Only 4·94 per cent. of the total number of cases lie below the age of 36, and nearly 69 per cent. lie between the ages of 40 and 60. This is in accordance with what we know of senile cataract in India. Of the fourteen cases which show an age of 30 or below, eight may be excluded as having probably given their ages too low; one was lost by suppuration after couching, and no deduction can be made as to the condition before operation; in two it seems probable that the cataract was secondary to syphilitic iritis: they were two eyes of different persons; in one patient the operation failed on both sides: the eyes were congenitally imperfect, and in addition iritis was present as a complication in one of them. In the sixth the operator evidently burst the capsule and let out its semi-fluid contents; but the nucleus remained in situ and blocked the pupil. It is obvious that couching is an extremely unsuitable operation for this class of case; it requires for its easy performance a firm lenticular mass, but as will be seen when we come to discuss the morbid anatomy of the subject, it is quite possible to dislocate one of these fluid lenses intact. There is at least a presumption that in such cases the posterior operation has been performed, though, in view of the toughness of the capsules of not a few Morgagnian cataracts, one cannot say with certainty in all such cases that the anterior operation has not been done.

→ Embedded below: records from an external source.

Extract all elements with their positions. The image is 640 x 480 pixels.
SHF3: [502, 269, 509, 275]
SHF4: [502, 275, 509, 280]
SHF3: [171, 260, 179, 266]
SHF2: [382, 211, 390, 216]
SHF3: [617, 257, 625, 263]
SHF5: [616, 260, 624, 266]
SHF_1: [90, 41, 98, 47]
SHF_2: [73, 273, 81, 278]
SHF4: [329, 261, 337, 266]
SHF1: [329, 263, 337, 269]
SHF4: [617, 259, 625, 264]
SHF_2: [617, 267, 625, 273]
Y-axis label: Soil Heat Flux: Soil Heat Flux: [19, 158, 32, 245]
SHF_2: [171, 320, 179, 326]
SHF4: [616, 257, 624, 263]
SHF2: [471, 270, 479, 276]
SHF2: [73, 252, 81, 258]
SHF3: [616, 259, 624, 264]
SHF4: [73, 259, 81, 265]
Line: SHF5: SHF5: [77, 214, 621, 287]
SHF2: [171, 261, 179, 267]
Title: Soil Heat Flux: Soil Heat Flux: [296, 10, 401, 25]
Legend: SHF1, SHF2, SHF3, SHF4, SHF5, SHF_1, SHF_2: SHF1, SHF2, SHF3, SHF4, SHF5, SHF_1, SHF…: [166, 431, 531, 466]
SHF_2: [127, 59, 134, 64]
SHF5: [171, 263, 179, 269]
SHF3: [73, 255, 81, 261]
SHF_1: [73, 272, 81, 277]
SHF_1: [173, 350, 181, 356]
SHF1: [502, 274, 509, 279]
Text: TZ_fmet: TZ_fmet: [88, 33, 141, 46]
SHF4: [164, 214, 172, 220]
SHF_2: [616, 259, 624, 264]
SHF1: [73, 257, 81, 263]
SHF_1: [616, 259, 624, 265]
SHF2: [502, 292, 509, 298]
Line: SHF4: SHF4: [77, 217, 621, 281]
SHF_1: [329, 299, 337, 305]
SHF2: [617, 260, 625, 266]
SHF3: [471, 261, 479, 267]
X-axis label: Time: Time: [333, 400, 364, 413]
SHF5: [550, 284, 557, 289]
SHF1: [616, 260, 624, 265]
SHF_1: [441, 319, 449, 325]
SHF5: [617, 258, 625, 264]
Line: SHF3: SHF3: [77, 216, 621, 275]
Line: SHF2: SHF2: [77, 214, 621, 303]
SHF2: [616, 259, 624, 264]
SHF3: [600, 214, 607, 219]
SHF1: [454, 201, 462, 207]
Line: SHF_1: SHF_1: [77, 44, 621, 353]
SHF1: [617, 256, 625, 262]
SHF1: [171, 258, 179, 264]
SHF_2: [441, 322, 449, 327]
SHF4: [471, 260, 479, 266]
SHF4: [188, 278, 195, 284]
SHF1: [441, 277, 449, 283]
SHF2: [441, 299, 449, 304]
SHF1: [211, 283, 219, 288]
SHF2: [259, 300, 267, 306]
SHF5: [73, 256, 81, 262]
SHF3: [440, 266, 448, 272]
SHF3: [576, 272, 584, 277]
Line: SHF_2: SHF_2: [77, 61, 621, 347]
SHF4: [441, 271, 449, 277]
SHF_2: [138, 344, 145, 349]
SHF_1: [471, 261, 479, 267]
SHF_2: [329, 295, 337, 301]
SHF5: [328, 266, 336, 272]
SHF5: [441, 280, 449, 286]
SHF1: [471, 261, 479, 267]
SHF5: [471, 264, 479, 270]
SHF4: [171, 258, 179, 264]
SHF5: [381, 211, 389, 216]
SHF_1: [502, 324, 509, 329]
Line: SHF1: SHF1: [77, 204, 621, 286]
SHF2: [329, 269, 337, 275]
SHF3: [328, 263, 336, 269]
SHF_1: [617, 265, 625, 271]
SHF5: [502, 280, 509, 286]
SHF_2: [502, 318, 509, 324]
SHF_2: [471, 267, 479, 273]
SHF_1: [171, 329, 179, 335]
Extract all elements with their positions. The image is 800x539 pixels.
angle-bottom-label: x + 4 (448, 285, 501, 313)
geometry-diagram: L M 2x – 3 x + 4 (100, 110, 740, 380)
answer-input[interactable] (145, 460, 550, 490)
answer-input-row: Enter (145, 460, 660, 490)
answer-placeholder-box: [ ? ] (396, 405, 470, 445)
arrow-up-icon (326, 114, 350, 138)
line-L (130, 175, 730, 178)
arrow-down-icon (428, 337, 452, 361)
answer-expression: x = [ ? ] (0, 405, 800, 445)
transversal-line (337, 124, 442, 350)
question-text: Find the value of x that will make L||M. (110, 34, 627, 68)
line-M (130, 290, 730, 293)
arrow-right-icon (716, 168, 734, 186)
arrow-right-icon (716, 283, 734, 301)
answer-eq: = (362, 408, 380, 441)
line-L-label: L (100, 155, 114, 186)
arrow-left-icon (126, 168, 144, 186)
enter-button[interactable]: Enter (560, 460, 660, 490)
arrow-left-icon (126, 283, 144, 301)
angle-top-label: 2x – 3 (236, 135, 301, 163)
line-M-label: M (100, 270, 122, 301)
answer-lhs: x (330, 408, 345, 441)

No table is more interesting than that which gives the state of vision when the patients came under observation. In only 10·59 per cent. was the vision  1/3 and upward. In another 11·05 per cent. the vision was  1/4 to  1/10, in 9·64 per cent. it was  1/10 to  1/50, and in 7·05 per cent. it was a finger-count at 2 feet or less. The figures given refer in each case to the vision corrected with lenses. If every case that got a vision of  1/10 and upward be considered a success, the coucher can claim 21·64 per cent. Again, if anything from  1/10 vision to the ability to count fingers close to the face be counted as partial success, the figure for this class is 16·69 cent. This is very much more liberal treatment than would be accorded to the cataract statistics of any modern surgeon.